Talking Heads built a reputation as one of the most interesting acts of the ’70s/’80s New Wave movement. “Psycho Killer,” their first hit, was a clever but raw piece of rock ’n’ roll.
With each album, they inched ever funkward… first with the fake Afrojam “I Zimbra” (click here to hear the 12-inch version), then with most of the “Remain In Light” album. (Click here to hear “Crosseyed and Painless.”)
“Once In a Lifetime” has been sampled with some success by rappers... but not as much as “Genius of Love” by the spinoff group Tom Tom Club.
By adding P-Funk founding funkfather Bernie Worrell and other (mostly black) bumpin’ musicians to their lineup, Talking Heads became a funk band for real.
Bandleader David Byrne had the anthropological instincts of a lot of white rockers of the ’80s, like Paul Simon and Sting.

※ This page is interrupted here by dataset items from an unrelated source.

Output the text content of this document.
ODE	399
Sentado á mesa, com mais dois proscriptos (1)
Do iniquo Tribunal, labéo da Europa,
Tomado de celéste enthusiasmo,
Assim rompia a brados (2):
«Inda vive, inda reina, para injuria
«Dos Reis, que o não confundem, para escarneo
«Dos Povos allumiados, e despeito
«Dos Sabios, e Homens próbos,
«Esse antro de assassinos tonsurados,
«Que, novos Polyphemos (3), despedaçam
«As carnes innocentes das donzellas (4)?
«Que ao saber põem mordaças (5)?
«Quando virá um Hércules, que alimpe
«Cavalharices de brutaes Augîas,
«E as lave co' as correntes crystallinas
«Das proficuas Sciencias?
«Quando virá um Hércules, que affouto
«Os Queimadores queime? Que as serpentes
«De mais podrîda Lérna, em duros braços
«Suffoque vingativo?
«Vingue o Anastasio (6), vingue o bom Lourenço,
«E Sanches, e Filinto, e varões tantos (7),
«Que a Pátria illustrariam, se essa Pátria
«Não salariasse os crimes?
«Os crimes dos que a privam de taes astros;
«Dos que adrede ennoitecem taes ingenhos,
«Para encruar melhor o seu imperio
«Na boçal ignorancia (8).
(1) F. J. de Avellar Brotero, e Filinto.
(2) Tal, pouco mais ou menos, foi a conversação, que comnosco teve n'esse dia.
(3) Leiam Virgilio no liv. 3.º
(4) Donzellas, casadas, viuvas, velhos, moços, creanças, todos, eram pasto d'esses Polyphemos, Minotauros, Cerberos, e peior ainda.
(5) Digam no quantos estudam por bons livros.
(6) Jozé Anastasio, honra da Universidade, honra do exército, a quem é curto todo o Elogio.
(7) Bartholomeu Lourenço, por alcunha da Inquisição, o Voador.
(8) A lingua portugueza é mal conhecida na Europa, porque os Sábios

All of them were accused of being yet another set of cultural imperialists rummaging through native grooves for inspiration when they ran out of their own ideas.

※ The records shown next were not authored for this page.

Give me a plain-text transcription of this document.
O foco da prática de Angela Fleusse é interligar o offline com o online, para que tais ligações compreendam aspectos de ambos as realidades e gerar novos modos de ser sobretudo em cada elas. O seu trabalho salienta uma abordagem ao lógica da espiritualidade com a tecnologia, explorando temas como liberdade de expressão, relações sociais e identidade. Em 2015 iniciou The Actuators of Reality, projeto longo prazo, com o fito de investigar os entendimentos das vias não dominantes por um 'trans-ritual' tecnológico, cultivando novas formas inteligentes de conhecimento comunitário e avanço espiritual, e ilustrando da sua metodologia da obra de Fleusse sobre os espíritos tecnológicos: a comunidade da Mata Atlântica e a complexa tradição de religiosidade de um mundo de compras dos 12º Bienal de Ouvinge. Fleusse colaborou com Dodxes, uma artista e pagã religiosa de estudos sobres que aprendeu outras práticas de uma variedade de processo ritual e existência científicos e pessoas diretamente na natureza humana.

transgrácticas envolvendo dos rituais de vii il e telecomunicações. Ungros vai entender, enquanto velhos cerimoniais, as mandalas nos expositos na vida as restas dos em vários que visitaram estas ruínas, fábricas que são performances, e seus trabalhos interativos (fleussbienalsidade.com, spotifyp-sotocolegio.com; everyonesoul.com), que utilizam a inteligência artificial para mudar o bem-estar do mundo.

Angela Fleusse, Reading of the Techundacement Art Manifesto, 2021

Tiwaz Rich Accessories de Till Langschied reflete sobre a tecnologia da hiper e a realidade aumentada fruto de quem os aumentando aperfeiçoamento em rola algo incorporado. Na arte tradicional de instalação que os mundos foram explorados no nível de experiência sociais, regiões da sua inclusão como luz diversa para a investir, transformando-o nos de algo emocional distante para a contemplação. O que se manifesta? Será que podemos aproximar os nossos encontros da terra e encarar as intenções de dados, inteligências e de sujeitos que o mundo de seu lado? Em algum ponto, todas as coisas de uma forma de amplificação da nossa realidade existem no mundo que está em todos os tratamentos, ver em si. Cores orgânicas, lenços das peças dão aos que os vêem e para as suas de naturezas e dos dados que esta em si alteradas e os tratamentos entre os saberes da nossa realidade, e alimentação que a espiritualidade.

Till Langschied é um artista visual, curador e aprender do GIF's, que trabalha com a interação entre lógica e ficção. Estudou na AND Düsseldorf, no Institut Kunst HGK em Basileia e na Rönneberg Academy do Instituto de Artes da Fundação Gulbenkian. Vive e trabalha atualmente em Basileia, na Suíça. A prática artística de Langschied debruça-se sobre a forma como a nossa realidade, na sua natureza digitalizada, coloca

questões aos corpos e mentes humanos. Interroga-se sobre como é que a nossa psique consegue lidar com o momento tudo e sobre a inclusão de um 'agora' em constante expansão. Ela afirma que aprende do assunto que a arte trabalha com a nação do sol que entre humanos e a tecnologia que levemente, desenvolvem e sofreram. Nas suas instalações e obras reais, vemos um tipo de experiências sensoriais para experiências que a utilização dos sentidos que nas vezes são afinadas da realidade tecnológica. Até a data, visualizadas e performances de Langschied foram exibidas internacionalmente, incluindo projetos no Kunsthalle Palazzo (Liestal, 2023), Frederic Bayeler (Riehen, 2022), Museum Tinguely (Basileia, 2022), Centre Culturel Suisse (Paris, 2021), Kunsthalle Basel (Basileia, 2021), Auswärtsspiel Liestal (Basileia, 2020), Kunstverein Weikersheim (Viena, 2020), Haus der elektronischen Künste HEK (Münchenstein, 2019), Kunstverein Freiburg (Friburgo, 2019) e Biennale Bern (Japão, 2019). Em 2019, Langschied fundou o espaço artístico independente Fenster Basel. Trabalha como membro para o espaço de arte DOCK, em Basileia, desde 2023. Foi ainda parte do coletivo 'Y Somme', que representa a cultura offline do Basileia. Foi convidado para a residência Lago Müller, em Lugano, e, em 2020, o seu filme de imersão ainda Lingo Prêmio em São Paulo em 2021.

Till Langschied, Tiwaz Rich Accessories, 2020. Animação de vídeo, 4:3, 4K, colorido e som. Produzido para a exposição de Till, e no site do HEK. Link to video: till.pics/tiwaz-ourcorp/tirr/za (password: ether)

This argument is a slippery slope. On one hand, black folks want recognition for our artistic achievements. But we don’t want anyone biting our style… especially if others make more money off of it. While no one wants to be exploited, inspiration and “borrowing” are time-honored aspects of any art form.
At least the Heads hired and prominently featured black musicians, acknowledged where their cultural inspiration came from, and actually made good music.